Toplantımıza geçen hafta Çarşamba günü Gazze’de Yahudi varlığı askerleriyle girdiği çatışmada hayatını kaybeden Hamas lideri Yahya Sinvar’ın şehadeti ile başlamak istiyorum. Öncelikle, buradan Yahya Sinvar’a ve aynı dava uğrunda savaşıp şehit olan tüm mücahitlere Allah’tan rahmet diliyorum. Filistin halkına ve tüm Müslümanlara da Rabbimizden sabır niyaz ediyorum. Mübarek toprak Filistin’i işgal eden Yahudiler, kahraman, takva sahibi ve temiz bir insan olan Hamas lideri Yahya Sinvar’ı şehit ettiler. 
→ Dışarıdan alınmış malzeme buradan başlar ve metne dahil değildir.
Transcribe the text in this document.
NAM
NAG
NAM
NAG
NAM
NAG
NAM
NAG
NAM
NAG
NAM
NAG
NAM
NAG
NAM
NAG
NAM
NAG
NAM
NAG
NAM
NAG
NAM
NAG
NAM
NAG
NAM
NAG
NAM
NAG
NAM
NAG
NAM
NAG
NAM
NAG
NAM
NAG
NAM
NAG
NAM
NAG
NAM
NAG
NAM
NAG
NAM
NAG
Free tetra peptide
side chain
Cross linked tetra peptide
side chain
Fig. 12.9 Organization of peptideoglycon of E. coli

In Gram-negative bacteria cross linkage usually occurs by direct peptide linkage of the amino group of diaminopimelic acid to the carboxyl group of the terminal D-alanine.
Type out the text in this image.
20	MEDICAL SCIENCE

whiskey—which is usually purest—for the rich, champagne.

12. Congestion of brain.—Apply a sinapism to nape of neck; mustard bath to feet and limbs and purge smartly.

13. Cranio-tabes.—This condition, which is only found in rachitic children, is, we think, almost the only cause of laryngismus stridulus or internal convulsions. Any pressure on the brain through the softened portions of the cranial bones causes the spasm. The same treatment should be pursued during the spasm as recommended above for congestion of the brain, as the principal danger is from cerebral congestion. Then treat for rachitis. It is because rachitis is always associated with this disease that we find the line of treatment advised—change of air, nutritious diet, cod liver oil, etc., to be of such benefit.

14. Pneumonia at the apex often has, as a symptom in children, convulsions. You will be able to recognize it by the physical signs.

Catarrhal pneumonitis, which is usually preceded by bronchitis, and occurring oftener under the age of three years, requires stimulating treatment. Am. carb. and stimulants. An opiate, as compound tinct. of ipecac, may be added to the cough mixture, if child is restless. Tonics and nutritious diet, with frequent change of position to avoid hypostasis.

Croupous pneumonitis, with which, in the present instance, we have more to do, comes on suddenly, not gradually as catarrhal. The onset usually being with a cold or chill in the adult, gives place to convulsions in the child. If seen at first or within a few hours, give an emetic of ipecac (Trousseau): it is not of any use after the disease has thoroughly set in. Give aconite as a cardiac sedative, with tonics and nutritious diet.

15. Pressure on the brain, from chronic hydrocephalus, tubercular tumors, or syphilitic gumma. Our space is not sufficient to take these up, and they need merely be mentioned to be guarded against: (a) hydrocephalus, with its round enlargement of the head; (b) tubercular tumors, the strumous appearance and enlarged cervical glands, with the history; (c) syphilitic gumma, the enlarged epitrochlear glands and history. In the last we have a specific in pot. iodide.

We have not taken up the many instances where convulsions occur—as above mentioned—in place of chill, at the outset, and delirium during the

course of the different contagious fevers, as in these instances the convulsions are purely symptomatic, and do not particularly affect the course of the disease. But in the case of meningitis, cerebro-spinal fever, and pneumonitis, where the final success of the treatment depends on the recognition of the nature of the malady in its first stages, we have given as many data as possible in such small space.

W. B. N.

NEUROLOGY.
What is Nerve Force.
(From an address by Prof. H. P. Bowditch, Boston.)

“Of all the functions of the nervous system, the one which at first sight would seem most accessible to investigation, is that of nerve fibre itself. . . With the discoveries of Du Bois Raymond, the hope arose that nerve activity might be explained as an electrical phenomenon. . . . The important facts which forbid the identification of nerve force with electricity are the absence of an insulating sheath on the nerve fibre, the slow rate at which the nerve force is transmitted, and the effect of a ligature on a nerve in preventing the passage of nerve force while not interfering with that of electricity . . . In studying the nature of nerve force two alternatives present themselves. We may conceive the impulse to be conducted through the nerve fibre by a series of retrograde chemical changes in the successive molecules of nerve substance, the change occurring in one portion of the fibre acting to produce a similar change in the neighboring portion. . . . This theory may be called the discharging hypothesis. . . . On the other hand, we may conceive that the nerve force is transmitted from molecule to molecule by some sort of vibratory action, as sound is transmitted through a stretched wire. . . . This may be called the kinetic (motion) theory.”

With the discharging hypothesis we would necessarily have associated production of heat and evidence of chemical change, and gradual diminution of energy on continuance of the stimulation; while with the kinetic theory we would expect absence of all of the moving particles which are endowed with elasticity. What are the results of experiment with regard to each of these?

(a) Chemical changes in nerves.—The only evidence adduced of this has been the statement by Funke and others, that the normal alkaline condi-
Sinvar, Aksa Tufanı’nda sergilediği kahramanlığıyla bir yıldır süren savaşta Yahudi varlığını bitap ve bitkin düşürdükten sonra iki güzellikten birine erişti... Şehadeti Rabbinin bir lütfu olarak gören Yahya Sinvar, 100 bin ton bomba ile harabeye çevrilen, aç, susuz ve sahipsiz bırakılan izzet ve sebat diyarı memleketi Gazze'de umduğuna nail oldu. İşgal edilen mübarek toprakların savunması uğrunda mücadeleden asla vazgeçmedi ve bu hâl üzere Rabbine kavuştu. Gazze’den kaçmadı, Haçlı-Siyonist ittifakına boyun eğmedi; halkı ile birlikte yaşadı ve arzu ettiği gibi Allah yolunda, inşallah, şehit olarak öldü. Allah şehadetini kabul etsin. İnna lillahi ve inna ileyhi raciun.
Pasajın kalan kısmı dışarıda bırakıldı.